The shift comes as other central banks also ease policy: the RBNZ cut rates in August and the US Federal Reserve is under scrutiny ahead of Fed Chair Jerome Powell’s Jackson Hole speech.
Ellis also pointed to the skilled migration program as an area where policy design could inadvertently undermine productivity by discouraging investment in local workers and labour-saving technologies.
“While it is widely admired as being targeted on skills shortages and effective in its operations, an issue arises where a skill shortage is defined to be any moment where you cannot find the right person at the current wage,” she said.
“If you can obtain an essentially infinite supply of people with the necessary skills from offshore at the current wage rate, why try to entice the local worker with a somewhat higher wage?
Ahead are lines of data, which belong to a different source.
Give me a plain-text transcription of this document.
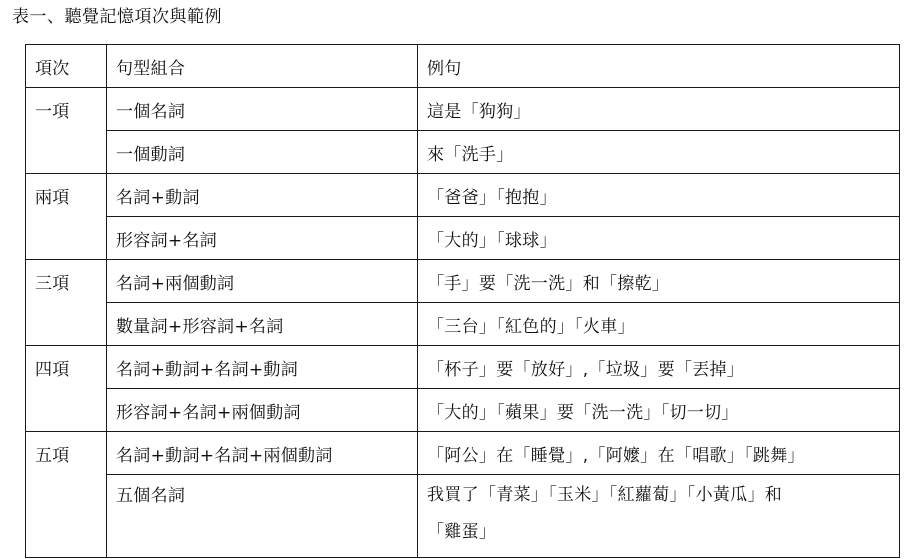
表一、聽覺記憶項次與範例
項次	句型組合	例句
一項	一個名詞	這是「狗狗」
	一個動詞	來「洗手」
兩項	名詞+動詞	「爸爸」「抱抱」
	形容詞+名詞	「大的」「球球」
三項	名詞+兩個動詞	「手」要「洗一洗」和「擦乾」
	數量詞+形容詞+名詞	「三台」「紅色的」「火車」
四項	名詞+動詞+名詞+動詞	「杯子」要「放好」,「垃圾」要「丟掉」
	形容詞+名詞+兩個動詞	「大的」「蘋果」要「洗一洗」「切一切」
五項	名詞+動詞+名詞+兩個動詞	「阿公」在「睡覺」,「阿嬤」在「唱歌」「跳舞」
	五個名詞	我買了「青菜」「玉米」「紅蘿蔔」「小黃瓜」和
「雞蛋」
And more to the point, why train local workers, or invest in labour-saving capital when you can always get someone from offshore at the current wage rate?”
Ellis argued that “it would help to set the bar for defining a skills shortage higher than the current wage rate.”
The broader lesson, Ellis said, is that policymakers need to focus on long-term stock measures – such as skills, capital and productivity-enhancing processes – rather than short-term flows.
“The stock of capital and the skills of workers are stocks of this kind,” she said. “The smarts of the way we design our business processes are also long-lasting. Flows, by contrast, are inherently more ephemeral.”
“Getting things wrong with the stocks is far more consequential than the problems that many current policy proposals are designed to fix.”
For brokers, the combination of falling rates, rising confidence, and a more supportive policy stance is already shaping client behaviour.
Borrowers are becoming more open to refinancing conversations and purchase strategies as demand re-energises. At the same time, supply and affordability pressures mean brokers play a vital role in helping clients act decisively in competitive markets while also planning for long-term resilience.